After water aerobics, the women often sit in the clubhouse hot tub to warm up after an hour in the cool pool.
A couple of days ago, my wife said, one woman said, “I’ve heard that people eat squirrel. Can you believe that?”
Several expressions of “Yuck” and such followed.
My wife said, “I’ve eaten squirrel.”
“You have?” and “Really?” and “You have eaten squirrel?” followed.
“Yes,” my wife said. “I’ve had squirrel stew and squirrel dumplings and squirrel head soup.”
Oh, my goodness, she might as well have dropped a Baby Ruth in the hot tub.
“Squirrel head soup!!?”
When the exclamations from that sort of petered out, someone said, “And possums. I’ve heard people eat possums.”
More expressions of disbelief.
My wife said she had eaten possum. “In fact,” she said, “some of my relatives had possum for Thanksgiving.” She then said, “They had turkey, too, but the possum was part of dinner.”

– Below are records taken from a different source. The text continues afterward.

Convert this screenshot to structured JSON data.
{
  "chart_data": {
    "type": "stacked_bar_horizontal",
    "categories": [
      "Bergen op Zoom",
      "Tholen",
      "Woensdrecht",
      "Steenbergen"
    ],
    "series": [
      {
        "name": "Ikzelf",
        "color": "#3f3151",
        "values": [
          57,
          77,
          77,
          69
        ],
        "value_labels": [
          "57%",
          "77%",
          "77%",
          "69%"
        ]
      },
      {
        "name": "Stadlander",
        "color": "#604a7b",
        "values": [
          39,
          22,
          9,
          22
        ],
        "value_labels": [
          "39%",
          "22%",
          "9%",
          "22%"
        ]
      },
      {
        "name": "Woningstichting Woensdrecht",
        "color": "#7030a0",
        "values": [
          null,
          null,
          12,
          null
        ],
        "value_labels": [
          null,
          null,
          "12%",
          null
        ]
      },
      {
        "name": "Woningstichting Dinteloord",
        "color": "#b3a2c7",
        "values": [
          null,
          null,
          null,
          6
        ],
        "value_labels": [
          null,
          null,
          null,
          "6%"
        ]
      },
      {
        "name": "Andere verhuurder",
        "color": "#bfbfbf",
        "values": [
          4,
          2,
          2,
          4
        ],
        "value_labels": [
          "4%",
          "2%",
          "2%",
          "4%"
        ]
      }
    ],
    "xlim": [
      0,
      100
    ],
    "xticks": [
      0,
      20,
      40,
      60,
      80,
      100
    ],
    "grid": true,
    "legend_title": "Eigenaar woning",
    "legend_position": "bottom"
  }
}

That’s the way it was with poor people in rural Arkansas and other parts of the South way back when. Possum and squirrel might be considered “ethnic food” these days, consumed only by black people who otherwise would go hungry.
Nope. Squirrel and possum were food for poor blacks, whites and Southern Choctaw, Cherokee, Creek, and etc. Wherever there was poverty, you would find squirrel stew and baked possum.

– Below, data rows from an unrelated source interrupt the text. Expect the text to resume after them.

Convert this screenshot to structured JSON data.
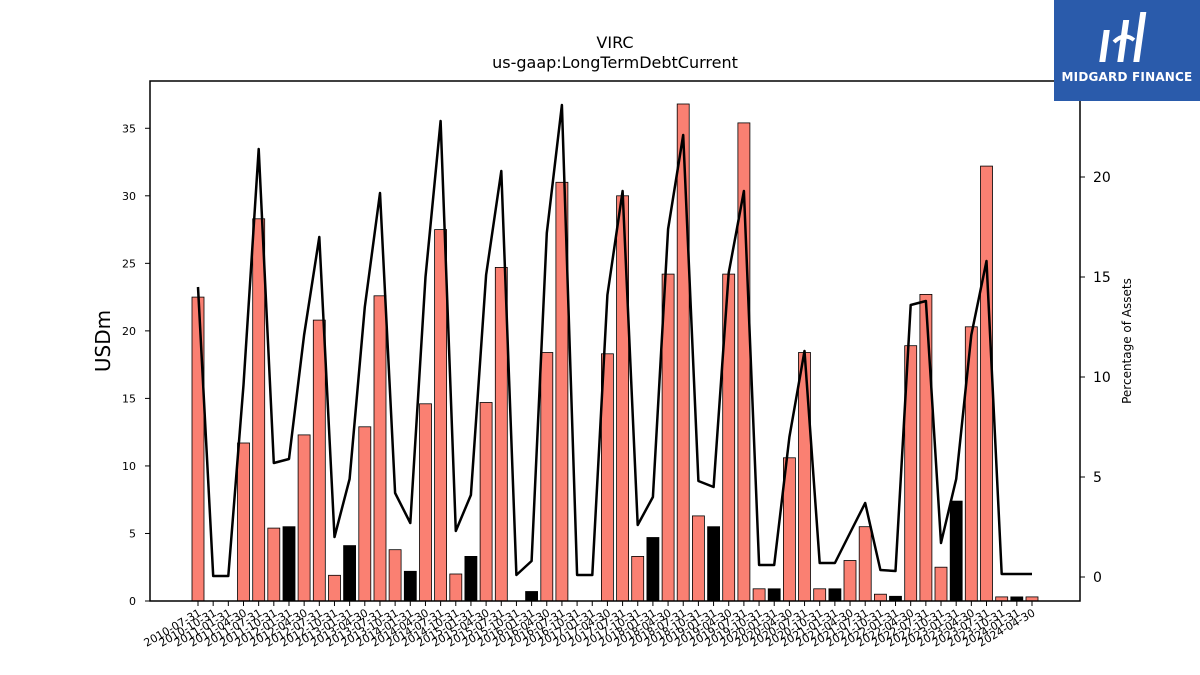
{
  "header": {
    "title": "VIRC",
    "subtitle": "us-gaap:LongTermDebtCurrent"
  },
  "logo": {
    "text": "MIDGARD FINANCE",
    "background": "#2a5bab"
  },
  "chart_data": {
    "type": "bar",
    "title": "VIRC",
    "subtitle": "us-gaap:LongTermDebtCurrent",
    "ylabel": "USDm",
    "y2label": "Percentage of Assets",
    "ylim": [
      0,
      38.5
    ],
    "y2lim": [
      -1.2,
      24.8
    ],
    "yticks": [
      0,
      5,
      10,
      15,
      20,
      25,
      30,
      35
    ],
    "y2ticks": [
      0,
      5,
      10,
      15,
      20
    ],
    "colors": {
      "positive_bar": "#fa8072",
      "negative_bar": "#000000",
      "line": "#000000"
    },
    "categories": [
      "2010-07-31",
      "2010-10-31",
      "2011-01-31",
      "2011-04-30",
      "2011-07-31",
      "2011-10-31",
      "2012-01-31",
      "2012-04-30",
      "2012-07-31",
      "2012-10-31",
      "2013-01-31",
      "2013-04-30",
      "2013-07-31",
      "2013-10-31",
      "2014-01-31",
      "2014-04-30",
      "2014-07-31",
      "2014-10-31",
      "2015-01-31",
      "2015-04-30",
      "2015-07-31",
      "2015-10-31",
      "2016-01-31",
      "2016-04-30",
      "2016-07-31",
      "2016-10-31",
      "2017-01-31",
      "2017-04-30",
      "2017-07-31",
      "2017-10-31",
      "2018-01-31",
      "2018-04-30",
      "2018-07-31",
      "2018-10-31",
      "2019-01-31",
      "2019-04-30",
      "2019-07-31",
      "2019-10-31",
      "2020-01-31",
      "2020-04-30",
      "2020-07-31",
      "2020-10-31",
      "2021-01-31",
      "2021-04-30",
      "2021-07-31",
      "2021-10-31",
      "2022-01-31",
      "2022-04-30",
      "2022-07-31",
      "2022-10-31",
      "2023-01-31",
      "2023-04-30",
      "2023-07-31",
      "2023-10-31",
      "2024-01-31",
      "2024-04-30"
    ],
    "series": [
      {
        "values": [
          22.5,
          0,
          0,
          11.7,
          28.3,
          5.4,
          5.5,
          12.3,
          20.8,
          1.9,
          4.1,
          12.9,
          22.6,
          3.8,
          2.2,
          14.6,
          27.5,
          2.0,
          3.3,
          14.7,
          24.7,
          0,
          0.7,
          18.4,
          31.0,
          0,
          0,
          18.3,
          30.0,
          3.3,
          4.7,
          24.2,
          36.8,
          6.3,
          5.5,
          24.2,
          35.4,
          0.9,
          0.9,
          10.6,
          18.4,
          0.9,
          0.9,
          3.0,
          5.5,
          0.5,
          0.35,
          18.9,
          22.7,
          2.5,
          7.4,
          20.3,
          32.2,
          0.3,
          0.3,
          0.3
        ],
        "sign": [
          "+",
          "+",
          "+",
          "+",
          "+",
          "+",
          "-",
          "+",
          "+",
          "+",
          "-",
          "+",
          "+",
          "+",
          "-",
          "+",
          "+",
          "+",
          "-",
          "+",
          "+",
          "+",
          "-",
          "+",
          "+",
          "+",
          "+",
          "+",
          "+",
          "+",
          "-",
          "+",
          "+",
          "+",
          "-",
          "+",
          "+",
          "+",
          "-",
          "+",
          "+",
          "+",
          "-",
          "+",
          "+",
          "+",
          "-",
          "+",
          "+",
          "+",
          "-",
          "+",
          "+",
          "+",
          "-",
          "+"
        ]
      },
      {
        "values": [
          14.5,
          0.05,
          0.05,
          9.6,
          21.4,
          5.7,
          5.9,
          12.1,
          17.0,
          2.0,
          4.9,
          13.5,
          19.2,
          4.2,
          2.7,
          15.0,
          22.8,
          2.3,
          4.1,
          15.1,
          20.3,
          0.1,
          0.8,
          17.2,
          23.6,
          0.1,
          0.1,
          14.1,
          19.3,
          2.6,
          4.0,
          17.4,
          22.1,
          4.8,
          4.5,
          15.2,
          19.3,
          0.6,
          0.6,
          7.0,
          11.3,
          0.7,
          0.7,
          2.2,
          3.7,
          0.35,
          0.3,
          13.6,
          13.8,
          1.7,
          4.9,
          12.1,
          15.8,
          0.15,
          0.15,
          0.15
        ]
      }
    ]
  }
}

Northern folk always seem proud of their blood sausage (yuck), but frown when considering squirrel and possum?
My wife also told the Northern ladies, “You had to eat carefully, though, so you didn’t bite down on lead shot.” She also had to explain what shot is.
I had squirrel dumplings when I was 5 years old, at my mother’s parents’ house. They warned about the lead shot. I found two.